Siz isterseniz bu lafı, Çölaşan efendi, Kılıçdaroğlu ve ekibine, “Kitlenin gazını biraz daha alın.” diyor, şeklinde okuyun.
Nitekim yazısının devamında, liste şokuyla CHP’ye oy vermekten cayabilecek kitleye parmak sallamayı da ihmal etmiyor: “Şimdi soruyorum… AKP iktidarı seçimi kaybetmenin korkusunu ve paniğini yaşarken, CHP listelerinde yer alan ve haklı olarak beğenilmeyen birkaç milletvekili adayı yüzünden böylesine bir ‘nazlanma’ akla ve mantığa uygun mu? (…) Bu konuda duygusallığa, kapris yapmaya gerek yok.”
Tercüme edersek, ‘tıpış tıpış’ diyor, Çölaşan efendi. Hem adam haklı; ‘nazlanmak’ akla ve mantığa uyar mı? Siz hedefe kilitlenin, gerisi teferruattır.
Erdoğan düşmanlığıyla zehirlenmiş bu sosyoloji, kendilerine dayatılan hiçbir zillete itiraz edemez. Listelerindeki ne FETÖ’cü adaylara, ne Atatürk düşmanlarına, ne de PKK’nın aleni desteğine karşı duracak halleri yok.
Birkaç gün boyunca mızırdanırlar, sonra ‘Tayyip’ten kurtulmak için her şey mubah’ avuntusuyla, tıpış tıpış sandığa gider, Kemal Bey’in dayattığı listeye oy verirler.
En iyisi mi CHP’li dostlar, siz birkaç gün sonra hatırlamak bile istemeyeceğiniz bu mızırdanmaları hemen terk edin.
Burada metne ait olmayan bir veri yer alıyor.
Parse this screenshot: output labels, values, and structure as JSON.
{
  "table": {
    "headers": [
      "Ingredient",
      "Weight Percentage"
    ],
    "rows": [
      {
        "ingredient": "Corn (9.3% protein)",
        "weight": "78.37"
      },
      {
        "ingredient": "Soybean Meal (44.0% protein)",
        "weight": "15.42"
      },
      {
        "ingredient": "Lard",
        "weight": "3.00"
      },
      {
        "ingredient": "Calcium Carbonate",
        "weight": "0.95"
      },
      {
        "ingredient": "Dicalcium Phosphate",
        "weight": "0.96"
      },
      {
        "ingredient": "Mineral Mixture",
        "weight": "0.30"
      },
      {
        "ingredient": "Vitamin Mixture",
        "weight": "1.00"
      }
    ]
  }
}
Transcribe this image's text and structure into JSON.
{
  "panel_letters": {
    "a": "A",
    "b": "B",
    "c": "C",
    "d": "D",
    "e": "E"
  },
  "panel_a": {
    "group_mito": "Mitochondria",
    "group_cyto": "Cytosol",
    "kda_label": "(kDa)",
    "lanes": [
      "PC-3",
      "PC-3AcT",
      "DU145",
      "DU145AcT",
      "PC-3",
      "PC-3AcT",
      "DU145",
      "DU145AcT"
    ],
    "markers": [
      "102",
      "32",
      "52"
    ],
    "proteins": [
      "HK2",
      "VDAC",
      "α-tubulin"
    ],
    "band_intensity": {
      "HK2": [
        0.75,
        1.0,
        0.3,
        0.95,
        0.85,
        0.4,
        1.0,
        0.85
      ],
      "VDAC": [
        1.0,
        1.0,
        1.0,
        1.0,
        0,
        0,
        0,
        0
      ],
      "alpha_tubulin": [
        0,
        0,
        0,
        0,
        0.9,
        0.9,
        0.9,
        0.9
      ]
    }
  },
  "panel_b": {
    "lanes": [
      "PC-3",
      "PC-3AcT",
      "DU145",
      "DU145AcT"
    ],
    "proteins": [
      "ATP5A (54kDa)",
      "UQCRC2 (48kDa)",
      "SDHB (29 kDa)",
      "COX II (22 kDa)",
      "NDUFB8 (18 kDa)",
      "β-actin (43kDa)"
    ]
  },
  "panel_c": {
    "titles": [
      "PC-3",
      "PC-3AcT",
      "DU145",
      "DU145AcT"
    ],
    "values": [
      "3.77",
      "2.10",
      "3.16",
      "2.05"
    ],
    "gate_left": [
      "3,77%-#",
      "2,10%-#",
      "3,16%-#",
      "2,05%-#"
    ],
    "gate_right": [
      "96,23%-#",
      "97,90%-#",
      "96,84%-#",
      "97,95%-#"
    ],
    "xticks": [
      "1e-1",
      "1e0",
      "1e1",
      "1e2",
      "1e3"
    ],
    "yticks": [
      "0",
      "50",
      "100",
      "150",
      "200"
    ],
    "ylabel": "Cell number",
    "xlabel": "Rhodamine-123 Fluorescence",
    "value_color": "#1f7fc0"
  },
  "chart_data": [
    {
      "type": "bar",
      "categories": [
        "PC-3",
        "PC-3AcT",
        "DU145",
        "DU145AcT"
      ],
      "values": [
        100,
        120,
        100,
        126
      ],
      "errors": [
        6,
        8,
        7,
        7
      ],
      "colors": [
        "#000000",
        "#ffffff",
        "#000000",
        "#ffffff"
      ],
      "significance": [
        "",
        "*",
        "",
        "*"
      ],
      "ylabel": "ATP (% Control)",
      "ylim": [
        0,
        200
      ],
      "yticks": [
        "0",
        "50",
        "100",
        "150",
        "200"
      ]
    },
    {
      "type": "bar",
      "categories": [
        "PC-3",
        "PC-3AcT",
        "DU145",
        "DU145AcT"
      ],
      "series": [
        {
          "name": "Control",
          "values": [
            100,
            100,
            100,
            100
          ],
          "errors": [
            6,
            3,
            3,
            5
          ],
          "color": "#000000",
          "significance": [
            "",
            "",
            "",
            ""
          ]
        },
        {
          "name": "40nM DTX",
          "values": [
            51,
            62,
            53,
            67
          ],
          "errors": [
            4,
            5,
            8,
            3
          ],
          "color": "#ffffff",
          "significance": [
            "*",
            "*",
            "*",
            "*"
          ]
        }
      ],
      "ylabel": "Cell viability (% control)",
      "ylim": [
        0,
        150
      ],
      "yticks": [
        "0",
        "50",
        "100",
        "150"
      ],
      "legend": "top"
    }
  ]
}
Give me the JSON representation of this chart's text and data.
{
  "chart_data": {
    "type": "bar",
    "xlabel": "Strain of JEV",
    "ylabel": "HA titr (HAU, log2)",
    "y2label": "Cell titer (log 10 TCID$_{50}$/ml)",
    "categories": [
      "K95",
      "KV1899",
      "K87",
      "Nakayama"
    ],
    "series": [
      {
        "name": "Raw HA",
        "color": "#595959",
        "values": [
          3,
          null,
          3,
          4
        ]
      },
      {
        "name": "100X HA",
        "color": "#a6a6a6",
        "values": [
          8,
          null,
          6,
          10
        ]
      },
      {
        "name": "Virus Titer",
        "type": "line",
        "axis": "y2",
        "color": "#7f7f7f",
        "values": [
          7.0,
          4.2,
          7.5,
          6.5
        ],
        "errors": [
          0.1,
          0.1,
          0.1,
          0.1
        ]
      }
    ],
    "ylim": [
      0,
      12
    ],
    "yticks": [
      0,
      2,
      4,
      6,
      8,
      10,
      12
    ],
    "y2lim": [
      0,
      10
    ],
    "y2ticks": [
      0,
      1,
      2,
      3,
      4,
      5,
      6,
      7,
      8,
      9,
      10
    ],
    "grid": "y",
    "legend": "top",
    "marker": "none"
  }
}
Aksi halde, Meral Akşener ve Muharrem İnce’ye yaptıklarınızın aynısının, bizzat çevreniz tarafından size de yapılacağını çok iyi biliyorsunuz.
Ne demişti bu cemaatin bir sosyal medya kahramanı: “Tuvalet terliği olsa ona oy veririz.”
Eh, tuvalet terliğine oy verecek olanlar, Kemal Bey gibi kıymetli bir ‘devlet adamına’ niye oy vermesin?
CHP ve ekosistemindeki siyasî duruş, 14 Mayıs’a kadar öyle veya böyle devam eder. Kemal Bey 13. Cumhurbaşkanı seçilirse, her şeye ‘reset’ atılır; üst-başlarının tozunu silkeleyip yola devam ederler.
Yok, Kemal Bey seçimi kaybederse… İşte o zaman yandı gülüm keten helva. Sadece CHP’de değil, İP ve dört sığınmacı partide de yaz başında güz yaşanır.